(News-Herald, August 6) Last week I re-introduced successful Venangoland author Hildegarde Dolson. This week, I’ll offer a short reading guide.
This is not comprehensive. Local scholar Mike Dittman decided to tackle a comprehensive listing of Dolson’s works; this turns out to be one of those projects that starts out looking like a puddle and ends up more like the Grand Canyon, and I wish Mike all the best on his journey. For our purposes here, we’re going to stick to her books.
How About a Man (1938). A short breezy guide to acquiring male companionship. Frank and funny, some aspects are dated (gloves) and some are not (sex). Reminiscent of Thurber and White’s Is Sex Necessary?

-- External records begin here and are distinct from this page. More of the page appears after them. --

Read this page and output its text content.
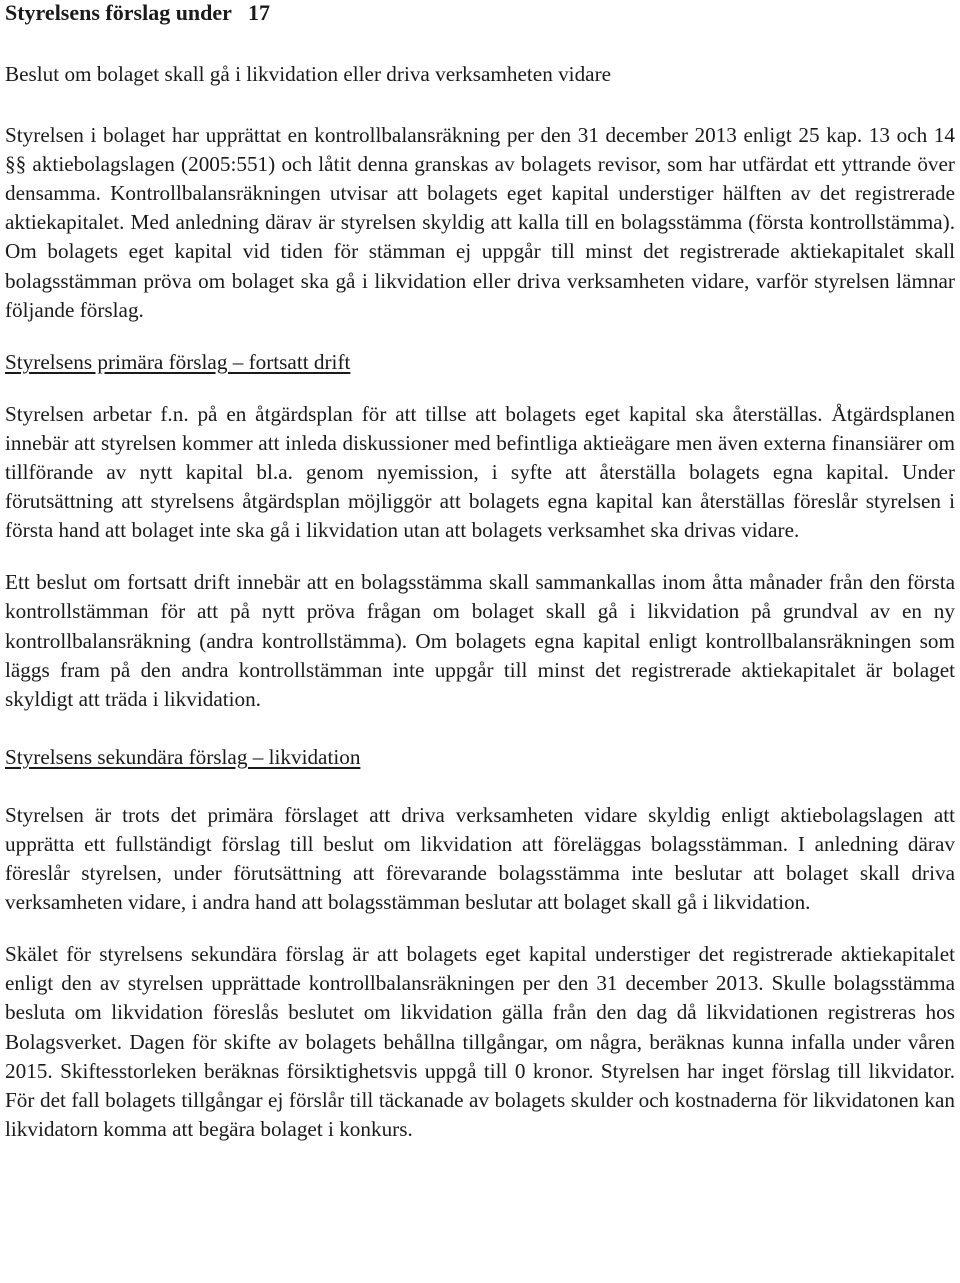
Styrelsens förslag under   17

Beslut om bolaget skall gå i likvidation eller driva verksamheten vidare

Styrelsen i bolaget har upprättat en kontrollbalansräkning per den 31 december 2013 enligt 25 kap. 13 och 14 §§ aktiebolagslagen (2005:551) och låtit denna granskas av bolagets revisor, som har utfärdat ett yttrande över densamma. Kontrollbalansräkningen utvisar att bolagets eget kapital understiger hälften av det registrerade aktiekapitalet. Med anledning därav är styrelsen skyldig att kalla till en bolagsstämma (första kontrollstämma). Om bolagets eget kapital vid tiden för stämman ej uppgår till minst det registrerade aktiekapitalet skall bolagsstämman pröva om bolaget ska gå i likvidation eller driva verksamheten vidare, varför styrelsen lämnar följande förslag.

Styrelsens primära förslag – fortsatt drift

Styrelsen arbetar f.n. på en åtgärdsplan för att tillse att bolagets eget kapital ska återställas. Åtgärdsplanen innebär att styrelsen kommer att inleda diskussioner med befintliga aktieägare men även externa finansiärer om tillförande av nytt kapital bl.a. genom nyemission, i syfte att återställa bolagets egna kapital. Under förutsättning att styrelsens åtgärdsplan möjliggör att bolagets egna kapital kan återställas föreslår styrelsen i första hand att bolaget inte ska gå i likvidation utan att bolagets verksamhet ska drivas vidare.

Ett beslut om fortsatt drift innebär att en bolagsstämma skall sammankallas inom åtta månader från den första kontrollstämman för att på nytt pröva frågan om bolaget skall gå i likvidation på grundval av en ny kontrollbalansräkning (andra kontrollstämma). Om bolagets egna kapital enligt kontrollbalansräkningen som läggs fram på den andra kontrollstämman inte uppgår till minst det registrerade aktiekapitalet är bolaget skyldigt att träda i likvidation.

Styrelsens sekundära förslag – likvidation

Styrelsen är trots det primära förslaget att driva verksamheten vidare skyldig enligt aktiebolagslagen att upprätta ett fullständigt förslag till beslut om likvidation att föreläggas bolagsstämman. I anledning därav föreslår styrelsen, under förutsättning att förevarande bolagsstämma inte beslutar att bolaget skall driva verksamheten vidare, i andra hand att bolagsstämman beslutar att bolaget skall gå i likvidation.

Skälet för styrelsens sekundära förslag är att bolagets eget kapital understiger det registrerade aktiekapitalet enligt den av styrelsen upprättade kontrollbalansräkningen per den 31 december 2013. Skulle bolagsstämma besluta om likvidation föreslås beslutet om likvidation gälla från den dag då likvidationen registreras hos Bolagsverket. Dagen för skifte av bolagets behållna tillgångar, om några, beräknas kunna infalla under våren 2015. Skiftesstorleken beräknas försiktighetsvis uppgå till 0 kronor. Styrelsen har inget förslag till likvidator. För det fall bolagets tillgångar ej förslår till täckanade av bolagets skulder och kostnaderna för likvidatonen kan likvidatorn komma att begära bolaget i konkurs.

We Shook the Family Tree (1941) Accounts of growing up in Franklin, attending Allegheny College, and starting out in Depression-era NYC, including her brief stint in vaudeville. Dolson’s most successful and best-loved work. Required reading for Franklin resident.
The Husband Who Ran Away (1948) Addison Stubbs is so henpecked by his wife and her mother in the small town of Bracklin, PA, that when he breaks his mother-in-law’s heirloom clock, he first hides under the porch and then runs away to NYC. The literary equivalent of a screwball comedy, this is probably the most over-the-top wacky piece that Dolson ever wrote.
The Form Divine (1951). Lucilla Webb decides that the best way to deal with her lackluster husband and her own skinny frame is to sign up for a beauty spa. Light comedy.
Sorry To Be So Cheerful (1955). The first of Dolson’s collections of short pieces. This really highlights her light, witty style. The account of her interview with Emily Post is worth the price of admission.
A Growing Wonder (1957). Dolson called this her favorite of her own works. The unnamed narrator is a single writer in NYC who comes from a small town in western PA, and she has front-row seats for a love triangle involving an artist, two very different sorts of women, and a small but talented boy who becomes collatoral damage. Still funny and sharply observed, but with more serious drama and depth than her previous novels.
The Great Oildorado (1959) (published in Britain as They Struck Oil). Required reading for all Venangoland residents. This book actually owes a debt to Herbert Asbury’s The Golden Flood, but Dolson’s breezy style, her sharp eye, and her familiarity with the area make this the most readable and enjoyable of any works ever written about the local oil boom. If you want a sense of what the fuss was about, this is where to get it.
Guess Whose Hair I’m Wearing (1963). Her other collection of short pieces. Also fun.
Open the Door (1966). A book editor, still smarting and isolated from a previous bad affair, is drawn back into life and love by two children of a family that moves in upstairs. There is a love quadrangle, an old adversary, and new love with an intriguing writer. Since Dolson herself had just married a writer, one suspects some biographical spin here.
Heat Lightning (1969). Here Dolson really uses her eye for the social patterns and interactions of life in the exurbs—the social ins and outs, the politics of committee work, the patterns of privilege—and applies it to another unconventional love quadrangle as a community tries to prepare a mammoth Fourth of July celebration. Truthfully, not a great deal happens, but her eye for the interactions and character is great.
Her keen eye for life in that Connecticut small town (like the place she had settled with her new husband) was apparently just getting warmed up for her four mystery novels. Written in the seventies, they feature Lucy Ramsdale (a sharp-edged illustrator and widow) and Inspector James McDougal, retired and bruised by life (his wife left him).
The mysteries are classic drawing room—in the first portion of the novel we meet a cast of interesting characters. Then one of them is killed; detecting ensues. Any one of these would make a Murder She Wrote episode, except that Lucy is more interesting than Jessica Fletcher.
To Spite Her Face (1971), A Dying Fall (1973), Please Omit Funeral (1975), and Beauty Sleep (1977) should be read in order to watch the arc of Lucy and Mac’s relationship. I will note that Dying Fall includes gay characters, and while those characters are handled well, the characters around them treat them in ways that might be a bit jarring.
Most of these can be found in local libraries or at on-line used booksellers.